Именно так; если посмотреть шире, то вряд ли у кого-нибудь был больший талант на заимствования. Он умел сделать своими идеи и способности другого человека, более того, сделать его собой. "Все это отражение и эхо!" (tout de reflet et de reverbere) - ворчит старый Мирабо, который мог бы понять, в чем дело, но не хочет. Угрюмый старый Друг Людей, это проявление общительности, собирательной натуры твоего сына, именно они теперь станут его важнейшими достоинствами. В своей сорокалетней "борьбе против деспотизма" он приобрел великую способность самопомощи, но при этом не утратил и великого природного дара общительности и умения пользоваться помощью других. Редкое сочетание: этот человек может довольствоваться самим собой, но живет жизнью других людей; он может заставить людей любить себя и работать на себя прирожденный король!

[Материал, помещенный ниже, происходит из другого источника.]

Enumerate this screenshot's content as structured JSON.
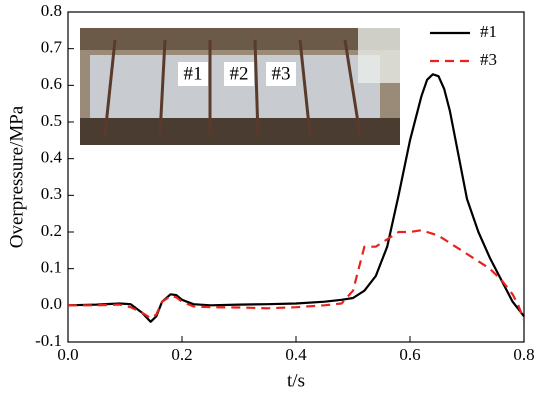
{
  "chart_data": {
    "type": "line",
    "x_label": "t/s",
    "y_label": "Overpressure/MPa",
    "annotations": [
      "#1",
      "#2",
      "#3"
    ],
    "x": [
      0,
      0.05,
      0.09,
      0.11,
      0.13,
      0.145,
      0.155,
      0.165,
      0.18,
      0.19,
      0.2,
      0.22,
      0.25,
      0.3,
      0.35,
      0.4,
      0.45,
      0.48,
      0.5,
      0.52,
      0.54,
      0.56,
      0.58,
      0.6,
      0.62,
      0.63,
      0.64,
      0.65,
      0.66,
      0.67,
      0.68,
      0.69,
      0.7,
      0.72,
      0.74,
      0.76,
      0.78,
      0.79,
      0.8
    ],
    "series": [
      {
        "name": "#1",
        "color": "#000000",
        "dashed": false,
        "values": [
          0,
          0.002,
          0.005,
          0.003,
          -0.02,
          -0.045,
          -0.03,
          0.01,
          0.03,
          0.028,
          0.015,
          0.003,
          0,
          0.002,
          0.003,
          0.005,
          0.01,
          0.015,
          0.02,
          0.04,
          0.08,
          0.16,
          0.3,
          0.45,
          0.57,
          0.615,
          0.63,
          0.625,
          0.59,
          0.53,
          0.45,
          0.37,
          0.29,
          0.2,
          0.13,
          0.07,
          0.01,
          -0.01,
          -0.03
        ]
      },
      {
        "name": "#3",
        "color": "#e8231d",
        "dashed": true,
        "values": [
          0,
          0,
          0.002,
          -0.005,
          -0.02,
          -0.035,
          -0.025,
          0.01,
          0.025,
          0.022,
          0.01,
          -0.003,
          -0.005,
          -0.006,
          -0.008,
          -0.005,
          0,
          0.005,
          0.04,
          0.16,
          0.16,
          0.18,
          0.2,
          0.2,
          0.205,
          0.2,
          0.195,
          0.19,
          0.18,
          0.17,
          0.16,
          0.15,
          0.14,
          0.12,
          0.1,
          0.07,
          0.03,
          0,
          -0.04
        ]
      }
    ],
    "xlim": [
      0,
      0.8
    ],
    "xticks": [
      {
        "value": 0,
        "label": "0.0"
      },
      0.2,
      0.4,
      0.6,
      0.8
    ],
    "ylim": [
      -0.1,
      0.8
    ],
    "yticks": [
      -0.1,
      {
        "value": 0,
        "label": "0.0"
      },
      0.1,
      0.2,
      0.3,
      0.4,
      0.5,
      0.6,
      0.7,
      0.8
    ],
    "legend": "top-right",
    "grid": false
  }
}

Но посмотрите на вещи шире, продолжает ворчать старый Мирабо, он "разделался (hume - проглотил) со всеми формулами"; если задуматься, то в наши дни подобное достижение стоит многого. Он - человек не системы, он человек инстинктов и откровений, человек тем не менее, который смело смотрит на каждый предмет, прозревает его и покоряет, потому что он обладает интеллектом, он обладает волей и силой большими, чем у других людей. Он смотрит на мир не через очки логики, а трезвыми глазами! К несчастью, он не признает ни десяти заповедей, ни морального кодекса, ни каких бы то ни было окостеневших теорем, но он не лишен сильной живой души, и в этой душе живет искренность, реальность, а не искусственность, не ложь! И вот он, "сорок лет сражавшийся с деспотизмом" и "разделавшийся с формулами", должен теперь стать глашатаем народа, стремящегося сделать то же самое. Ведь разве Франция борется как раз не за то, чтобы свергнуть деспотизм, разделаться со своими старыми формулами, обнаружив, что они негодны, отжили свой век, далеки от реальности? Она покончит с такими формулами и даже будет ходить голая, если это нужно, до тех пор, пока не найдет себе новую одежду в виде новых формул.

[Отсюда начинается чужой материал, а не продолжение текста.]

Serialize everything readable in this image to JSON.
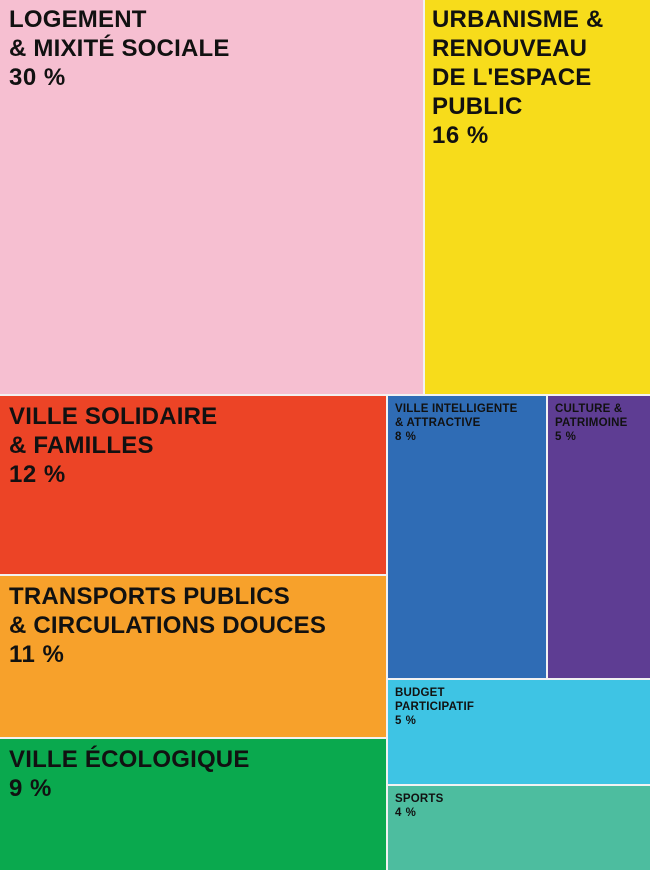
{
  "chart_data": {
    "type": "treemap",
    "unit": "%",
    "items": [
      {
        "label": "LOGEMENT\n& MIXITÉ SOCIALE",
        "value": 30,
        "value_label": "30 %",
        "color": "#F6BFD1"
      },
      {
        "label": "URBANISME &\nRENOUVEAU\nDE L'ESPACE\nPUBLIC",
        "value": 16,
        "value_label": "16 %",
        "color": "#F7DC1B"
      },
      {
        "label": "VILLE SOLIDAIRE\n& FAMILLES",
        "value": 12,
        "value_label": "12 %",
        "color": "#EC4426"
      },
      {
        "label": "TRANSPORTS PUBLICS\n& CIRCULATIONS DOUCES",
        "value": 11,
        "value_label": "11 %",
        "color": "#F7A12B"
      },
      {
        "label": "VILLE ÉCOLOGIQUE",
        "value": 9,
        "value_label": "9 %",
        "color": "#0AA94E"
      },
      {
        "label": "VILLE INTELLIGENTE\n& ATTRACTIVE",
        "value": 8,
        "value_label": "8 %",
        "color": "#2F6CB5"
      },
      {
        "label": "CULTURE &\nPATRIMOINE",
        "value": 5,
        "value_label": "5 %",
        "color": "#5E3D93"
      },
      {
        "label": "BUDGET\nPARTICIPATIF",
        "value": 5,
        "value_label": "5 %",
        "color": "#3EC4E4"
      },
      {
        "label": "SPORTS",
        "value": 4,
        "value_label": "4 %",
        "color": "#4DBD9F"
      }
    ]
  }
}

И вот он приступает, этот удивительный Рикетти-Мирабо, к подобной работе и подобными способами. Он появляется перед нами, эта огненная и суровая личность, с черными кудрями под шляпой с опущенными полями, это огромное чадящее пламя, которое ни затоптать, ни погасить и дым от которого окутает всю Францию. Теперь оно получило доступ к воздуху и разгорится, сжигая свое содержимое и всю свою атмосферу, и наполнит Францию буйным пламенем. Странная участь! Сорок лет тления, сопровождаемого вонючим дымом и испарениями, затем победа над ним - и вот, как вулкан, он взлетает к небесам и в течение двадцати трех блестящих месяцев извергает пламя и огненные расплавленные потоки, все, что есть в нем, служа маяком и дивным знамением для изумленной Европы, а затем падет безжизненным, охладевшим навеки! Проходи, загадочный Габриель Оноре, величайший из всех депутатов нации; среди всего народа нет никого, равного тебе, и нет никого, кто мог бы приблизиться к тебе.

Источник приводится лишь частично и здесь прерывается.